Summary: I can’t figure out how to make small-site multihoming (without BGP or PI address space) work reliably and decently fast (failover in seconds, not hours) with IPv6. I’m probably not alone.
Problem: There are cases where a small site needs (or wants) to have Internet connectivity from two ISPs without going through the hassle of getting a BGP AS number and provider-independent address space, and running BGP with both upstream ISPs.
The primary/backup scenario is very easy to implement with multiple per-interface NAT rules in IPv4 world. With some load balancing trick, you can use both links simultaneously and if you really want to stretch the envelope, you can try to deploy publicly-accessible servers (although I would try every public cloud solution before pulling this stunt).
Is this realistic? Sure it is, let me give you a personal example. I usually work from home and Internet is one of my indispensable tools; it’s totally unacceptable to have no Internet connectivity for a few hours (or days). I’m positive more and more individuals and small businesses will have similar requirements.
What’s the big deal with IPv6? The IPv4 approach to this problem involves heavy use of NAT44, which allows us to control the return path (based on source IP address in the outgoing packet). As of today, there’s no production-grade NAT66 (see comments to this post), so the same principle cannot be deployed in IPv6 world.
Worst case, if we can’t make small-site multihoming work reliably with IPv6, a lot of users will be forced to go down the PI/BGP path and the Internet routing tables will explode even faster than expected.
Alternative approaches? Multihoming was supposed to be an integral part of IPv6 (not really, a lot of details are missing – another topic of my Upcoming Internet Challenges webinar), but maybe the following trick would work for small sites. Please share your opinions in the comments.
Could this work?
A CPE router with two uplinks will get delegated prefixes from both ISPs through DHCPv6. You can assign both prefixes to the LAN interface and your IPv6 hosts using stateless autoconfiguration (SLAAC – RFC 4862) will get an address from each delegated prefix (having multiple IPv6 addresses per interface is a standard IPv6 feature). However, the address selection rules the IPv6 hosts are suppose to use (RFC 3484) don’t take in account the path availability.

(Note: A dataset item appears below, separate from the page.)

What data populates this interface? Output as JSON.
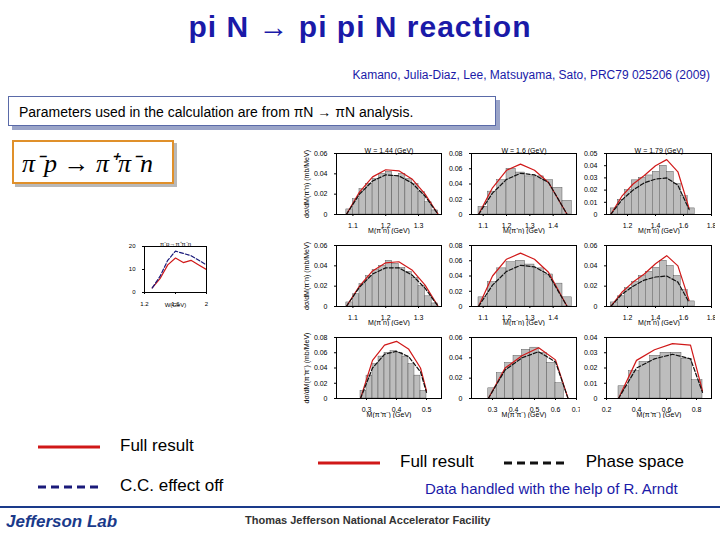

If one of the upstream links fails, your IPv6 hosts would continue using the IPv6 address from the now-unreachable address space and although the outbound traffic would be forwarded over the remaining link, the return traffic would end up in wrong AS (with the failed link to your site) and would be dropped.
Assuming DHCPv6 prefix delegation and DHCPv6 clients in CPE routers work as intended, it’s possible to detect link loss and subsequent delegated prefix loss, and revoke the IPv6 prefix from router advertisements sent to the LAN interfaces, but that might be a slow process. The minimum valid lifetime of an IPv6 prefix in ND messages used for stateless autoconfiguration is two hours to prevent denial-of-service attacks (see paragraph (e) of section 5.5.3 of RFC 4862), so it could take up to two hours for the IPv6 connectivity to be fully operational after a link loss. Not something I would be happy with.

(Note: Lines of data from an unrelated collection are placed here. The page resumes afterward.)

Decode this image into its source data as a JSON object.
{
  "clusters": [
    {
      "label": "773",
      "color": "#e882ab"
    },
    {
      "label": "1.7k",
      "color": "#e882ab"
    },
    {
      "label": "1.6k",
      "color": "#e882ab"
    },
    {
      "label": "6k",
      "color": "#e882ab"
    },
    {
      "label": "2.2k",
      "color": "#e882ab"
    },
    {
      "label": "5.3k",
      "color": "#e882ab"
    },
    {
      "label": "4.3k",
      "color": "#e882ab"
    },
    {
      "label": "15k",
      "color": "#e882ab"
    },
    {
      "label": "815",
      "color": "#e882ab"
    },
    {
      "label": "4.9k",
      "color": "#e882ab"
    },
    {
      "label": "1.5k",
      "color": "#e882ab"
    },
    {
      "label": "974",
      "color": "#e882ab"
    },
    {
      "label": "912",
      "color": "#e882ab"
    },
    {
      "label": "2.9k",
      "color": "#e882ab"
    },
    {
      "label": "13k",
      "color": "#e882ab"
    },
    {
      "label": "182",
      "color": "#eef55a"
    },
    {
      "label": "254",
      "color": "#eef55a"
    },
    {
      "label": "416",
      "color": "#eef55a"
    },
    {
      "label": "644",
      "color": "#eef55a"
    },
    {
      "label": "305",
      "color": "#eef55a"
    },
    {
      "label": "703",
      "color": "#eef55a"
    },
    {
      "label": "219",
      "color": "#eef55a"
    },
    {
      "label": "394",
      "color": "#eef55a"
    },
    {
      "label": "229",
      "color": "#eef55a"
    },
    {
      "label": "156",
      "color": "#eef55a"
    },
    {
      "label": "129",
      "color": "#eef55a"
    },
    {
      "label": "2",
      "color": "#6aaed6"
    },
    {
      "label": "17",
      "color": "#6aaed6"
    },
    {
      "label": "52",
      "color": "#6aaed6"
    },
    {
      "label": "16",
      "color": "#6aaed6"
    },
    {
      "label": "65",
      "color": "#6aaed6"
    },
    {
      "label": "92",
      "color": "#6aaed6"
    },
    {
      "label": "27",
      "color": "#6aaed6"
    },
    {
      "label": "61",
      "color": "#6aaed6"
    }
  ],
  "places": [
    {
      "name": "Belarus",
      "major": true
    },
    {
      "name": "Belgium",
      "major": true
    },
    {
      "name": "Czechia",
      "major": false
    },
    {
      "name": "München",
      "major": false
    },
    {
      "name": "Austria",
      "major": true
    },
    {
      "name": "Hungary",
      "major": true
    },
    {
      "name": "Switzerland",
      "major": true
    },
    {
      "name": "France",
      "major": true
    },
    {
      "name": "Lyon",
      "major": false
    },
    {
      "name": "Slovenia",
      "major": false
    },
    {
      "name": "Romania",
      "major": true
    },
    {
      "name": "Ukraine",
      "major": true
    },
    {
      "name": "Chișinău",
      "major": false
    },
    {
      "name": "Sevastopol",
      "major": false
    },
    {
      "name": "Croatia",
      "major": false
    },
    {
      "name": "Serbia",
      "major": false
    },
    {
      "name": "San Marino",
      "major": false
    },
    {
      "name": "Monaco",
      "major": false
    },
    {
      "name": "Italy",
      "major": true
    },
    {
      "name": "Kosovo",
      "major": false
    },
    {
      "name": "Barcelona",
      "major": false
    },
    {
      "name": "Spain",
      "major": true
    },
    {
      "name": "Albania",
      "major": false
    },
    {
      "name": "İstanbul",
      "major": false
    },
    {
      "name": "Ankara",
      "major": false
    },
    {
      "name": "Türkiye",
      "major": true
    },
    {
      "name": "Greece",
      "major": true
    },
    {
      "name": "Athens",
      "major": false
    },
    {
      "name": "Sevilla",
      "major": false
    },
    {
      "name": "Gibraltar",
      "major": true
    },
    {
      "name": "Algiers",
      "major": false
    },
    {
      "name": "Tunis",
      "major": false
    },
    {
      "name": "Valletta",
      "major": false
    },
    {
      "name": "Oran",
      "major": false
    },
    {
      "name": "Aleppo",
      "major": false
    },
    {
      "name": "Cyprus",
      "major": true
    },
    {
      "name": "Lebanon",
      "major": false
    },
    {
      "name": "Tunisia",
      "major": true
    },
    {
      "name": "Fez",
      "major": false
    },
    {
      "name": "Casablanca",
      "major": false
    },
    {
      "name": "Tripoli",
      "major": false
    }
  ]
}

Last but not least, unless you use some crazy EEM-triggered tricks, your IPv6 hosts will have addresses from both ISPs most of the time. Influencing address selection rules is not trivial (this is how you can do it on Linux and this is the procedure for Windows) and unless you’re pretty experienced your hosts will select one path or the other based on whatever internal decisions they make, not based on the primary/backup selection you’d like to have.
What do you think? Would the end-users who need redundant connectivity implement this kludge or would they request PI address space, BGP AS number and implement BGP (or just ask both ISPs to install static routes for their PI prefix) ... or shall we wait for NAT66?